Le deuxième chapitre traitera de cette forme particulière de censure qu’est la censure expurgatoire, et il s’ouvre avec la «destruction des images» à Steenvoorde en août 1566. La «furie iconoclaste» se répand dès lors très vite, jusqu’à la vallée de l’Escaut et à Anvers –et des livres aussi, voire des bibliothèques entières, sont détruits. Par la suite, face à la répression orchestrée par le Conseil des troubles, les imprimeurs et libraires cherchent à s’abriter en utilisant pour la première fois des fausses adresses (p. 51 et suiv.) ou en publiant de manière anonyme. Dans le même temps, des visites sont conduites dans les ateliers et dans les boutiques pour identifier et détruire les éventuels exemplaires de titres interdits. Enfin, le système, étonnamment lourd, de l’expurgation est mis en place à partir de 1570-1571, avec une pratique variable selon que les passages caviardés sont rendus plus ou moins illisibles (cf ill. 3 et 4). Désormais, les textes des grands réformateurs ne seront plus imprimés sur place, mais le plus souvent dans des villes passées à la Réforme, comme Genève, d’où on les achemine vers les Pays-Bas notamment par l’intermédiaire de négociants de Tournai (p. 63-64).

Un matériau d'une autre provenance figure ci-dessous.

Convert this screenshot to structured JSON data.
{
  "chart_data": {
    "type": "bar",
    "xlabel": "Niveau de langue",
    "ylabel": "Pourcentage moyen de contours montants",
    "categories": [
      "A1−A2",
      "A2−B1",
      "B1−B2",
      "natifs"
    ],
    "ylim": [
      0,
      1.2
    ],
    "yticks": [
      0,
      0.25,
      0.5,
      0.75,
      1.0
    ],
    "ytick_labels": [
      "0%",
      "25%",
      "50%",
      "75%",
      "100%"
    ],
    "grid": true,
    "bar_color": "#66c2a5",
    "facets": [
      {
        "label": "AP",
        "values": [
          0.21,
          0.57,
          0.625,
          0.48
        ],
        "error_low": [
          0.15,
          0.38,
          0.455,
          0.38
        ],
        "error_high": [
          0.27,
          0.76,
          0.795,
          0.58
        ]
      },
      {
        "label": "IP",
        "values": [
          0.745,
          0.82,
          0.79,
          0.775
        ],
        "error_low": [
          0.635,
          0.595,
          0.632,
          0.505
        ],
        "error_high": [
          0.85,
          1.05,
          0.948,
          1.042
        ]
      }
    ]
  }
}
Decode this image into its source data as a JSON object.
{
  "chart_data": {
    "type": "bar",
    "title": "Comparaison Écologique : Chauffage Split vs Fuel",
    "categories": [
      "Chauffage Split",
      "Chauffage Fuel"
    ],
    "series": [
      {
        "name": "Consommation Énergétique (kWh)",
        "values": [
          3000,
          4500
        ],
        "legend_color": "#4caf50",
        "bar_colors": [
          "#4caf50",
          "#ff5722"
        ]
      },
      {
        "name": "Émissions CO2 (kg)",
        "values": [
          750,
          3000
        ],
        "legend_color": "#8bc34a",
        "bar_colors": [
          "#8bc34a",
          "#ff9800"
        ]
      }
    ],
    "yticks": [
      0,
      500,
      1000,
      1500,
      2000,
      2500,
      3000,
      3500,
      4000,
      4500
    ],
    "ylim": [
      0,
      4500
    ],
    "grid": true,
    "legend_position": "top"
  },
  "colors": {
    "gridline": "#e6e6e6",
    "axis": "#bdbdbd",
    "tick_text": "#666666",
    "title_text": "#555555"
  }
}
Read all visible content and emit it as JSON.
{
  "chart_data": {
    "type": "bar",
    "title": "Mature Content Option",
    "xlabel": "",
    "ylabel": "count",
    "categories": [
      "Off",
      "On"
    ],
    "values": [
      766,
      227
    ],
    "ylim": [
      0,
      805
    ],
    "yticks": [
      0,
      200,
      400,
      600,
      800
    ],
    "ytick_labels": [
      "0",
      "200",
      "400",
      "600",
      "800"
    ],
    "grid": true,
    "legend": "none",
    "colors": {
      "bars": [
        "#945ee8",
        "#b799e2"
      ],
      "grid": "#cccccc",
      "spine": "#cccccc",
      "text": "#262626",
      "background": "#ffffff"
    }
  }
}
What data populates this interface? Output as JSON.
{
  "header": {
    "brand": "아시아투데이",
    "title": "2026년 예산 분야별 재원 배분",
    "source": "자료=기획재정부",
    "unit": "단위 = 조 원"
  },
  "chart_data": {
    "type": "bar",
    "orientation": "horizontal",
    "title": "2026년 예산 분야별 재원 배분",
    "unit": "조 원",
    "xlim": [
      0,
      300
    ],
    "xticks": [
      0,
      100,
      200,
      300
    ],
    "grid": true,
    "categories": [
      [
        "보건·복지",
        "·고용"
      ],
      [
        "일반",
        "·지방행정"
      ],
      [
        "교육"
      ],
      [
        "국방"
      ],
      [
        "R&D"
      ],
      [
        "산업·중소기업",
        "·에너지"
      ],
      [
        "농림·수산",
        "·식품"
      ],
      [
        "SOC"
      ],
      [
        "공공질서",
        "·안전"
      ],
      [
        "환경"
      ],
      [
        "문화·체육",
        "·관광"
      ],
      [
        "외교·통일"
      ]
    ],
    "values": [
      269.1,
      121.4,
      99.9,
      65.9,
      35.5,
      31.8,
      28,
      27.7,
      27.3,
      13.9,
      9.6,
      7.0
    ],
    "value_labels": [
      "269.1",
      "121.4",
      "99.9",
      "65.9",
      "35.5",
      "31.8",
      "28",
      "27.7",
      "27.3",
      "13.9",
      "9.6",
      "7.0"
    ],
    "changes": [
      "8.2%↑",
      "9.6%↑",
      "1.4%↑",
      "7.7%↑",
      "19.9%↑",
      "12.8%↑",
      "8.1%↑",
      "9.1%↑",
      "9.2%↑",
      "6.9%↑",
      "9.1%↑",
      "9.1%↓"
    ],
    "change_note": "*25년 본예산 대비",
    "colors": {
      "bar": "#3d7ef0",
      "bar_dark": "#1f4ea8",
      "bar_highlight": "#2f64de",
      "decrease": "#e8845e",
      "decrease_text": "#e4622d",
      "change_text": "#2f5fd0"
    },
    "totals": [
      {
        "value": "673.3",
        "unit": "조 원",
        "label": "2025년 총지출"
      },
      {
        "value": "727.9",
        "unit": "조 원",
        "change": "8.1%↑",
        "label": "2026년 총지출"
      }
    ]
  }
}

Le troisième chapitre reprend la problématique du «théâtre de la censure», approche présentée par l'auteur comme caractéristique du règne de Philippe II (4). Les cérémonies suivent un rituel soigneusement théâtralisé (notamment s’agissant de la destruction par le feu), tandis que l’action du pouvoir est médiatisée par le recours à l’imprimé (placards, plaquettes, etc.), à l’image, voire à l’oralisation (crieurs publics). La pesée des résultats de la répression est évidemment difficile, mais les sources tendent à suggérer que la destruction entière d’un texte publié mais interdit reste exceptionnelle. En revanche, l’«héritage scribal» des Aztèques et des Mayas est pratiquement anéanti par les Espagnols (p. 76). L’arrivée des archiducs, Albert et Isabelle, en 1598, marquera l’entrée dans une conjoncture plus apaisée: l’Église tridentine a triomphé aux Pays-Bas (surtout Pays-Bas du sud), et par suite la répression devient moins sensible.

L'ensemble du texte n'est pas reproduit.